Un très bel exposé, trop rapide, dense et riche, d'une personnalité humble et modeste au regard de la "fabrique" de la danse.

Au tour de Bruno Bouché de s'exprimer sur "la marche dans la danse académique". Titillé par Mathilde Monnier au bon endroit, le danseur, chorégraphe et directeur du Ballet du Rhin se livre et débusque la marche dans les œuvres du répertoire: le prince Albrecht dans Giselle, les marches d'approche et de positionnement des ballerines sur scène... Une "qualité de marche" singulière, atypique, comme le "langage" de la danse académique, outil de travail à détourner, au présent pour la faire contemporaine.
Dérrida, Guattari comme fers de lance de la réflexion.
"Déconstruction" oblige pour trouver les failles et impacter les traditions: la "marche" pour se préparer à une variation, entrer en scène, sophistication des pas et démarches.
Son expérience de danseur auprès de Pina Bausch au sein de l'Opéra de Paris, lui enseigne la qualité du geste, essentiel, organique, dans les marches en cercle ou simple déplacement signifiant.
Beau témoignage sensible et vécu d'un professionnel averti et bienveillant.
Les "marches" autant baroques que romantiques en toile de fond.
Et Gérard Mayen de revenir dans le débat avec quelques croustillantes anecdotes sur la "marche" d'un danseur dans "le civil".
On reconnait ou pas "un danseur" à sa démarche! Formatée ou simplement acte de se déplacer un pied devant l'autre sans autre forme de procès esthétique et réflexif?

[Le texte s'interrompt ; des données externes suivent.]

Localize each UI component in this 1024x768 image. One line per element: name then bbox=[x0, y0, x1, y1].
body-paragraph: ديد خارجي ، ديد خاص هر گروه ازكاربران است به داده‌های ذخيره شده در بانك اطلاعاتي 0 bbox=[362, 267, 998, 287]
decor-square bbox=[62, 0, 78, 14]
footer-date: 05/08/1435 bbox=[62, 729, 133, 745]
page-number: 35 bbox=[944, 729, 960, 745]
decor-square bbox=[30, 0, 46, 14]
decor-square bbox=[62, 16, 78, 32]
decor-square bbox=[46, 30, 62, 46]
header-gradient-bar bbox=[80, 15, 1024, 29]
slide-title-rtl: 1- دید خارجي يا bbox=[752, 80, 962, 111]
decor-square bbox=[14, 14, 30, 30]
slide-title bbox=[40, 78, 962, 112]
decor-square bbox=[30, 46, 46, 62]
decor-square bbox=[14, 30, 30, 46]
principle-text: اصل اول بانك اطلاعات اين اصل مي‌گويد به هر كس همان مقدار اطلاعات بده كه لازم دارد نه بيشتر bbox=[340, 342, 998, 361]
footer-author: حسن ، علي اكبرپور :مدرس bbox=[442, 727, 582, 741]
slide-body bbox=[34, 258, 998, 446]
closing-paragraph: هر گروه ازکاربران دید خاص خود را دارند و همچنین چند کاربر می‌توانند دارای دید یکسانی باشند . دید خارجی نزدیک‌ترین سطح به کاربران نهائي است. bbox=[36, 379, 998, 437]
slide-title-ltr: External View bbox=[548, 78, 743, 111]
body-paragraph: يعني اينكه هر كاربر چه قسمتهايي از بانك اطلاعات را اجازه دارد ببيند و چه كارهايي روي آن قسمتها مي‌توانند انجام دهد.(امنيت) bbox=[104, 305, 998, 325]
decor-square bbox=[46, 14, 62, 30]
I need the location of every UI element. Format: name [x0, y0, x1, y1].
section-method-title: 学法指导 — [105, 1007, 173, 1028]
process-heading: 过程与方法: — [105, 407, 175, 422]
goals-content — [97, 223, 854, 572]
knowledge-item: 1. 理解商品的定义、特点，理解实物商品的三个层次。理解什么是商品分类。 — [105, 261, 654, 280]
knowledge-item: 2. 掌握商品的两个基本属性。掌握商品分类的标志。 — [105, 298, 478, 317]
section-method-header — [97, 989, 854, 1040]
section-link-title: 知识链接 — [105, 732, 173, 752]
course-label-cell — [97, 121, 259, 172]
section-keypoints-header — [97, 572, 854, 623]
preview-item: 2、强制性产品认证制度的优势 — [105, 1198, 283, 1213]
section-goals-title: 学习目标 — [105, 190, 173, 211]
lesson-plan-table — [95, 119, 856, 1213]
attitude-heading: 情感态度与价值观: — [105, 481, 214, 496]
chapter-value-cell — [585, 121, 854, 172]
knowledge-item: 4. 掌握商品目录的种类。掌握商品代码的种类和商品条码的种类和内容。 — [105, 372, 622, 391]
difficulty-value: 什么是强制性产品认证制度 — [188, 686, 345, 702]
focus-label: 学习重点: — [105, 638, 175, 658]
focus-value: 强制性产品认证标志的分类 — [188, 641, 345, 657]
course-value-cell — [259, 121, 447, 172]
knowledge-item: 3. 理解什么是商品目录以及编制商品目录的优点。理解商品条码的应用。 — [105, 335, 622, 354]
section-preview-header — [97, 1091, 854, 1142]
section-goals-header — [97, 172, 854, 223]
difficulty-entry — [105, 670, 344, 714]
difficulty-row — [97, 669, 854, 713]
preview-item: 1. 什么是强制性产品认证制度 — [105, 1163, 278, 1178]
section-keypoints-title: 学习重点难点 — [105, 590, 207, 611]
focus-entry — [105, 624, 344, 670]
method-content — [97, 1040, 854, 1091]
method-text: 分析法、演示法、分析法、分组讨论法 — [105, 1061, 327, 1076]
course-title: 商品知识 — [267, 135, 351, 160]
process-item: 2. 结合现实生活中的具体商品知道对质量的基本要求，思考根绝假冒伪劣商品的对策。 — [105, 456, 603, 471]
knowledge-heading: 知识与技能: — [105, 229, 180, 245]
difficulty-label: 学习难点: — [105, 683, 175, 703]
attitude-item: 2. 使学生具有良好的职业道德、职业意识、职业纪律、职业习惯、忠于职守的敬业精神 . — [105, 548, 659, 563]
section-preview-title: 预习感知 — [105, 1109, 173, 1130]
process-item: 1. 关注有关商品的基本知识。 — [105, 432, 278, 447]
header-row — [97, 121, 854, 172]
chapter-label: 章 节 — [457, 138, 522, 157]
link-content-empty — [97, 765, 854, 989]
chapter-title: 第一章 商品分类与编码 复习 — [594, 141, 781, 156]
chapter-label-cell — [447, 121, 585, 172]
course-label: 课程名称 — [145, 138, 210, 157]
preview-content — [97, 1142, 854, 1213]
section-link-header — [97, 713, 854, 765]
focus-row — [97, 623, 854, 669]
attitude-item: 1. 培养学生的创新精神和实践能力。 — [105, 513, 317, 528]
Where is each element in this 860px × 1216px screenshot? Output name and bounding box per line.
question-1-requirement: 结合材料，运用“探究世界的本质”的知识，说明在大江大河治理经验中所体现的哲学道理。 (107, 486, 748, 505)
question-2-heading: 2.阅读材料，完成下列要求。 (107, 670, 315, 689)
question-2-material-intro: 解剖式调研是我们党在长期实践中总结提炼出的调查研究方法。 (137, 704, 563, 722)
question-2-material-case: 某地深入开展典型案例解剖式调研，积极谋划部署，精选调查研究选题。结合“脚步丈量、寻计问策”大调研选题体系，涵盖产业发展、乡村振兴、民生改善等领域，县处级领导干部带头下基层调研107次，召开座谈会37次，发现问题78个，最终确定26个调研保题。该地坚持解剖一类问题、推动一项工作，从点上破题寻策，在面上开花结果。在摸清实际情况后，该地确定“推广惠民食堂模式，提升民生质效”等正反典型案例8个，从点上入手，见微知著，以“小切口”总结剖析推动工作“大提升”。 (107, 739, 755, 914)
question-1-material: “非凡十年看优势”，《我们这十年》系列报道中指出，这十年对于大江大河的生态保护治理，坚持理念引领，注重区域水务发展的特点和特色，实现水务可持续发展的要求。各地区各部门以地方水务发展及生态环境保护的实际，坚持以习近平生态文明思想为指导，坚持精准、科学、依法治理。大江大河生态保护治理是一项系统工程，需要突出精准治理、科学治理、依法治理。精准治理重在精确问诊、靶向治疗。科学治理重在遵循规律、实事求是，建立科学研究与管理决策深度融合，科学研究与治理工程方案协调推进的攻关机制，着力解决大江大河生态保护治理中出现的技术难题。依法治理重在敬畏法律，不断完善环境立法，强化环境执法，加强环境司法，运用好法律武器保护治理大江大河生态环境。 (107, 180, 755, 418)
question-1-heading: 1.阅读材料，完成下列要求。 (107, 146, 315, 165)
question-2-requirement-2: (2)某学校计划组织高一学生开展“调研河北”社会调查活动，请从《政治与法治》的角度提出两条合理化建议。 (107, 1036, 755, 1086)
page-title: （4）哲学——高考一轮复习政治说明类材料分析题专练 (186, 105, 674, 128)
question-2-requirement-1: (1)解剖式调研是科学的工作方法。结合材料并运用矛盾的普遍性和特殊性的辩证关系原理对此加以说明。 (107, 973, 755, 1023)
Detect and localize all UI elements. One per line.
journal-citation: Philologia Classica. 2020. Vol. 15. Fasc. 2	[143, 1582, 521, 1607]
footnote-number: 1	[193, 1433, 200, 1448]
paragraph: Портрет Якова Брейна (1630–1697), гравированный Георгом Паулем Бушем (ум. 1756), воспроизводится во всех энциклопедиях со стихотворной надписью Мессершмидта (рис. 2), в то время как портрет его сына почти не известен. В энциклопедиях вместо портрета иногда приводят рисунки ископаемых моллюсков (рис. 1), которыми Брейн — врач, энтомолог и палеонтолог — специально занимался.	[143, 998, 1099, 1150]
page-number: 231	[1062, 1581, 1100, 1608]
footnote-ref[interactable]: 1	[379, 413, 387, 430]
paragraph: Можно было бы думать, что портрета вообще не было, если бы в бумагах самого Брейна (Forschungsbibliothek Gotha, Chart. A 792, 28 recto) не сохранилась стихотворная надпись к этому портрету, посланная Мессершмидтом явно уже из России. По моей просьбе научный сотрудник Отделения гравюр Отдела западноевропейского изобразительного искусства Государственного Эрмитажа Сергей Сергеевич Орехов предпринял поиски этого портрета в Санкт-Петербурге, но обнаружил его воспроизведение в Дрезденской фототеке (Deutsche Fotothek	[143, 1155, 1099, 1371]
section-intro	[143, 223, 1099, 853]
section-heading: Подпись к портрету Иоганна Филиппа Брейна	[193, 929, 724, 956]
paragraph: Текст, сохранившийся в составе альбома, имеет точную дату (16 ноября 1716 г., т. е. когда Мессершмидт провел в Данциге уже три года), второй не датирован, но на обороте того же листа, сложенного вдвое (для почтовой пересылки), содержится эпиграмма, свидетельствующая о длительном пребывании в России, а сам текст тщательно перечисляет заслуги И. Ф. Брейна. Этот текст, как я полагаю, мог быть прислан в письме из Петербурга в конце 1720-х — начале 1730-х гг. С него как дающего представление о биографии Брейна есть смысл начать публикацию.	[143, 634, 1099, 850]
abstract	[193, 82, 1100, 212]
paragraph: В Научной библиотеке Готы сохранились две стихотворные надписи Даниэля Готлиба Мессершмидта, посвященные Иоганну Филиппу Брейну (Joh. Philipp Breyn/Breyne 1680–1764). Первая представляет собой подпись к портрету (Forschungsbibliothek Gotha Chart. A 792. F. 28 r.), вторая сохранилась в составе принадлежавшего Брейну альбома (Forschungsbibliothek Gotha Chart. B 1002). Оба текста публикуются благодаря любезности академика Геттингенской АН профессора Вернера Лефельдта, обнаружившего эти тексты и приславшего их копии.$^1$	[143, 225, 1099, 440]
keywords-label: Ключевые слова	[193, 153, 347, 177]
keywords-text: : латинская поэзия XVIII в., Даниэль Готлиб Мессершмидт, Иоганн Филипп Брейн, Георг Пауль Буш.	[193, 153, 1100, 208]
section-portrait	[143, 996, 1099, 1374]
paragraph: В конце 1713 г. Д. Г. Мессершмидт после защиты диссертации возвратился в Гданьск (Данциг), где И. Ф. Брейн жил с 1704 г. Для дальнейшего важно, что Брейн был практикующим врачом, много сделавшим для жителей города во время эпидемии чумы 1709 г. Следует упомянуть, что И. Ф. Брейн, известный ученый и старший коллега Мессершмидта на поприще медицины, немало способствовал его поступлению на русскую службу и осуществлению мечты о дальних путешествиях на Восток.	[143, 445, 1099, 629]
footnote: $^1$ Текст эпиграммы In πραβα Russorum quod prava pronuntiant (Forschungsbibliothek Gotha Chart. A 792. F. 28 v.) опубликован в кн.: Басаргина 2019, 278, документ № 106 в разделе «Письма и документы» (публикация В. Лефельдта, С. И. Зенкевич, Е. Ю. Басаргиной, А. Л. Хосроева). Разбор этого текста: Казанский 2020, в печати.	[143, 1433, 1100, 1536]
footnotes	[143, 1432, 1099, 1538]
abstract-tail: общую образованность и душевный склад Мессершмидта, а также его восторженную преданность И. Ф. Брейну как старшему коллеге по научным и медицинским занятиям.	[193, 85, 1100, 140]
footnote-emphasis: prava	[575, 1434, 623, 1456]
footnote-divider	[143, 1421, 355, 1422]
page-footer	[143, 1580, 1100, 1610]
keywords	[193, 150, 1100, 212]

Quelle belle initiative que de convoquer critique, créateur et acteur du monde de la danse sur cette question prolixe de la technique, de l'écriture et de la réceptivité des propositions multiples des auteurs et chorégraphes d'aujourd'hui...Et d'hier !


Outre des chroniques de presse très régulières, la participation à divers ouvrages collectifs, la conduite de mission d’études, la préparation et la tenue de conférences et séminaires, Gérard Mayen a publié : De marche en danse dans la pièce Déroutes de Mathilde Monnier (L’Harmattan, 2004), Danseurs contemporains du Burkina Faso (L’Harmattan, 2005), Un pas de deux France-Amérique – 30 années d’invention du danseur contemporain au CNDC d’Angers(L’Entretemps, 2014). Le dispositif ARPD (Aide à la Recherche sur le Patrimoine en Danse), piloté par le Centre national de la danse, lui permet de poursuivre une recherche sur Ce que le sida a fait à la danse – Ce que la danse a fait du sida (avec projet de publication).